Une fois dans les territoires, cette vague de Français, aux choix esthétiques forgés sur Instagram, aime le vieux, le démodé ou l’authentique, une forme d’inconfort aussi, en retapant d’antiques demeures plus ou moins bien entretenues. Ce qui, immanquablement, fait grimper le prix des biens, comme en Bretagne, où il est de plus en plus difficile pour les locaux de se loger. Mais la perturbation produite n’est pas que financière, elle est aussi culturelle. Les Parisiens réclament le tri sélectif, l’arrêt des pesticides, que cessent les coupes sauvages d’arbres. Ils se crottent dans des jardins au milieu d’herbes folles. Ce qui vaut à ces néovillageois d’être parfois considérés comme des excentriques. La quête de bio, le vœu de décroissance font régulièrement rire jaune les paysans du coin.

Consumérisme résidentiel

La première catégorie de ces néo-ruraux est celle qui irrite le plus, avec cette sorte de consumérisme résidentiel qui bouleverse, sans contrepartie suffisante, les équilibres locaux. Mais le Parisien n’est pas que cet être sans vergogne, qui passerait son temps à vouloir tirer le meilleur parti de tout (tant qu’il y a du Wi-Fi). Il est aussi, potentiellement, cette nouvelle variable susceptible de dynamiser des bourgades, assoupies ou pas.

« Je voulais être pro. J’avais trois communes en tête. Chacune était ravie du projet, mais la mairie de La Gacilly a été la plus réactive. » Ainsi, un local communal est devenu librairie. Au pays natal d’Yves Rocher, son fils Jacques, l’actuel maire, promoteur du développement durable, fait de son village une vitrine. « A La Gacilly, ils aident les gens à faire des choses. C’est génial pour le dynamisme de la commune, cette politique a sans doute été déterminante pour nous », confie Amélie. Le véritable plus est le festival de photographie qui se tient dans la commune chaque année. Durant quatre mois, 300 000 visiteurs arpentent le village. « Cela représente un tiers de l’année. Ce qui permettait également d’envisager d’être ambitieuse. Tout cela amène de la stabilité dans un territoire très rural. »
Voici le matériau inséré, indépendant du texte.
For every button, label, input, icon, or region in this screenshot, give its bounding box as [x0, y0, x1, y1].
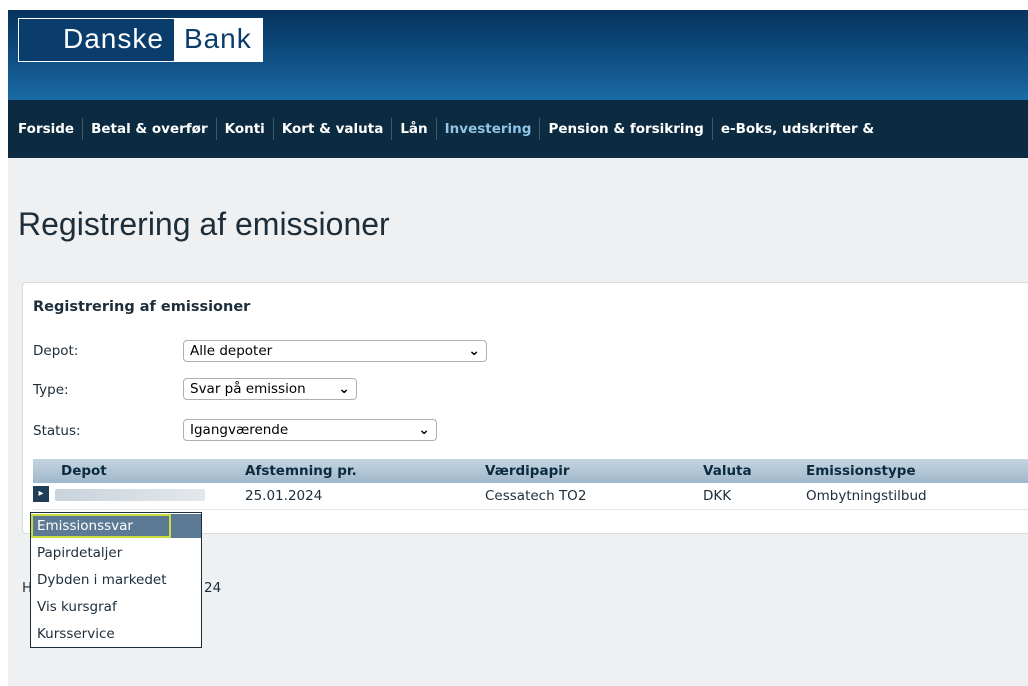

Au départ, il y a tout à faire

L’art et l’écologie sont deux points cardinaux pour les citadins en quête d’une nouvelle existence hors des périphériques et des rocades. Dans un monde qu’ils rêvent sans produits phytosanitaires, mieux que le silence, le spectacle vivant, les expos, ou les festivals sont une recette qui a fait ses preuves. Le Lot, qui a une longue histoire de retour à la terre de familles désurbanisées, est particulièrement entreprenant : de Cajarc à Saint-Céré en passant par Figeac, théâtre, musique, expositions forment un vaste programme. Les nouveaux venus hantent les fripes et les brocantes comme des géologues.

Mais, dans ce département comme ailleurs, le plus déroutant est qu’ils n’ont rien des hippies gauchistes hirsutes de 1968, ne sont pas allés à l’usine, sont diplômés, parlent des langues étrangères, ont voyagé, fricotent avec les Anglais anti-Brexit et les Néerlandais oppressés par la densité des villes. Ils travaillent en indépendants sur leurs écrans. Ces pro-Européens provoquent une émulsion qui ne prend pas toujours, entre le calme retrouvé et leur envie de ressusciter des bourgs.

Toujours au sud de la Loire, l’axe Nord-Sud, l’ancienne ligne de l’aérotrain mort-né, est débroussaillé. Autour de Vierzon et de Châteauroux, des municipalités se frottent les mains et espèrent beaucoup de cette génération écran plat, susceptible de donner un nouveau souffle à la « diagonale du vide ». Des centres de coworking éclosent même dans des villages du sud de la Vienne. Un incubateur de start-up californien s’est installé à Sarlat (Dordogne)…

Des « expatriés » dans le concret

Tout le monde n’applaudit pas. Comme ce vieux chasseur qui a passé un savon à un villageois pris en flagrant délit : il bricolait pour une néorurale. « Alors, t’aides les expatriés, toi ? » Les mécontents maugréent encore davantage contre les propriétaires de maisons secondaires ouvertes un mois par an. Et qui font, là encore, monter les prix de l’immobilier. Ce viticulteur qui soigne des cépages anciens râle : « Il y a beaucoup de friches ici. Ils feraient mieux de travailler la terre au lieu de télétravailler, il y aurait moins de sangliers. » L’affluence touristique estivale est aussi vécue comme une nuisance.